Etymons

Sanguine

The business with Ajay Naylor had been concluded to mutual satisfaction; she was not adverse to providing him rugs on commission, though she was less sanguine, even, than Audrey regarding the possibility of shipping off-planet.

Sharon Lee and Steve Miller. I Dare.

when, as sometimes happened, filial respect wore a little thin, at least these regrettable lapses did not last for long, and were not difficult for a man of his sanguine temperament to forget.

Georgette Heyer. The Grand Sophy.

Sanguine is a fairly common word, but it’s a bit disconcerting to look at the way sanguine is usually used compared to the dictionary definition of sanguine and its etymology. According to the American Heritage Dictionary, sanguine means:

  1. Of the color of blood; red.
    1. Of a healthy reddish color; ruddy: a sanguine complexion.
  2. Archaic Having blood as the dominant humor in terms of medieval physiology.
    1. Having the temperament and ruddy complexion formerly thought to be characteristic of a person dominated by this humor; passionate.
  3. Cheerfully confident; optimistic

(AHD).

Most of the time when we see or hear sanguine used today, it’s used in terms of the third definition; “Cheerfully confident; optimistic,” as in the quotation from Lee and Miller’s I Dare. But sometimes, we also see and hear sanguine and related words used to mean either “bloody, ” or the color of blood, as in the wine and fruit beverage sangria, a word that is cognate with sanguine.

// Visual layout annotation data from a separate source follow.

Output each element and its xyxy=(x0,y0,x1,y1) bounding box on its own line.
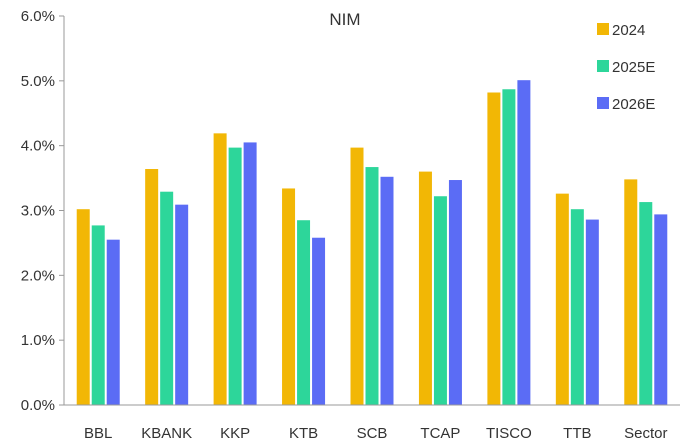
x-axis: BBL KBANK KKP KTB SCB TCAP TISCO TTB Sector xyxy=(64,404,680,442)
x-tick-label: KTB xyxy=(289,425,318,442)
y-tick-label: 6.0% xyxy=(21,8,55,25)
y-axis: 0.0% 1.0% 2.0% 3.0% 4.0% 5.0% 6.0% xyxy=(21,8,65,414)
bar-kkp-2025e xyxy=(228,147,242,405)
bar-sector-2024 xyxy=(624,179,638,405)
bar-kbank-2026e xyxy=(175,204,189,405)
bar-scb-2024 xyxy=(350,147,364,405)
bar-ktb-2024 xyxy=(282,188,296,405)
bar-tcap-2024 xyxy=(418,171,432,405)
x-tick-label: BBL xyxy=(84,425,112,442)
legend-label: 2026E xyxy=(612,96,655,113)
bar-scb-2025e xyxy=(365,167,379,405)
bar-tisco-2026e xyxy=(517,80,531,405)
bar-sector-2025e xyxy=(639,202,653,405)
legend: 2024 2025E 2026E xyxy=(597,22,655,113)
bar-bbl-2026e xyxy=(106,239,120,405)
bar-kkp-2026e xyxy=(243,142,257,406)
bar-tisco-2024 xyxy=(487,92,501,406)
bar-bbl-2024 xyxy=(76,209,90,405)
legend-swatch-2024 xyxy=(597,23,609,35)
bar-sector-2026e xyxy=(654,214,668,405)
x-tick-label: Sector xyxy=(624,425,667,442)
legend-label: 2025E xyxy=(612,59,655,76)
bars-group xyxy=(76,80,668,406)
bar-ttb-2024 xyxy=(555,193,569,405)
legend-swatch-2026e xyxy=(597,97,609,109)
x-tick-label: KBANK xyxy=(141,425,192,442)
bar-scb-2026e xyxy=(380,176,394,405)
x-tick-label: KKP xyxy=(220,425,250,442)
x-tick-label: TTB xyxy=(563,425,591,442)
bar-ktb-2025e xyxy=(297,220,311,405)
bar-ttb-2025e xyxy=(570,209,584,405)
bar-tcap-2025e xyxy=(433,196,447,405)
bar-ttb-2026e xyxy=(585,219,599,405)
bar-kkp-2024 xyxy=(213,133,227,405)
x-tick-label: SCB xyxy=(357,425,388,442)
bar-tisco-2025e xyxy=(502,89,516,406)
bar-kbank-2024 xyxy=(145,169,159,405)
chart-title: NIM xyxy=(329,10,360,29)
legend-swatch-2025e xyxy=(597,60,609,72)
y-tick-label: 4.0% xyxy=(21,138,55,155)
y-tick-label: 5.0% xyxy=(21,73,55,90)
bar-tcap-2026e xyxy=(448,180,462,405)
bar-bbl-2025e xyxy=(91,225,105,405)
y-tick-label: 3.0% xyxy=(21,203,55,220)
bar-kbank-2025e xyxy=(160,191,174,405)
y-tick-label: 1.0% xyxy=(21,332,55,349)
x-tick-label: TCAP xyxy=(420,425,460,442)
y-tick-label: 0.0% xyxy=(21,397,55,414)
legend-label: 2024 xyxy=(612,22,645,39)
bar-ktb-2026e xyxy=(312,237,326,405)
y-tick-label: 2.0% xyxy=(21,267,55,284)
x-tick-label: TISCO xyxy=(486,425,532,442)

Sanguine, and a cohort of cognates (like sangria), entered English by way of Old French, sanguin, derived from Latin sanguis, sanguin-, both of which mean “blood.” As I observed earlier, Modern English uses sanguine most often in its third meaning of “cheerfully confident; optimistic,” but the same root also gives us “sanguinary,” or “bloodthirsty.” The reason for this seeming contradiction derives from medieval medical terminology.

Physicians, beginning in the Classical era and flourishing In the middle ages (and continuing right through the early nineteen hundreds in a modified form), believed that perfect health consisted in a balance between the four humors. The humors were four bodily fluids (blood, bile, black bile, and phlegm) each of which each governed not only physical characteristics, but emotional states and qualities. If someone had an excess of blood it was the dominant humor and determined their basic psychological state or temperament. People of a sanguine humor or temperament were believed to have a cheerful disposition, one rich with good will, and hope. They were believed to readily fall in love. Such people were said to have a sanguine disposition.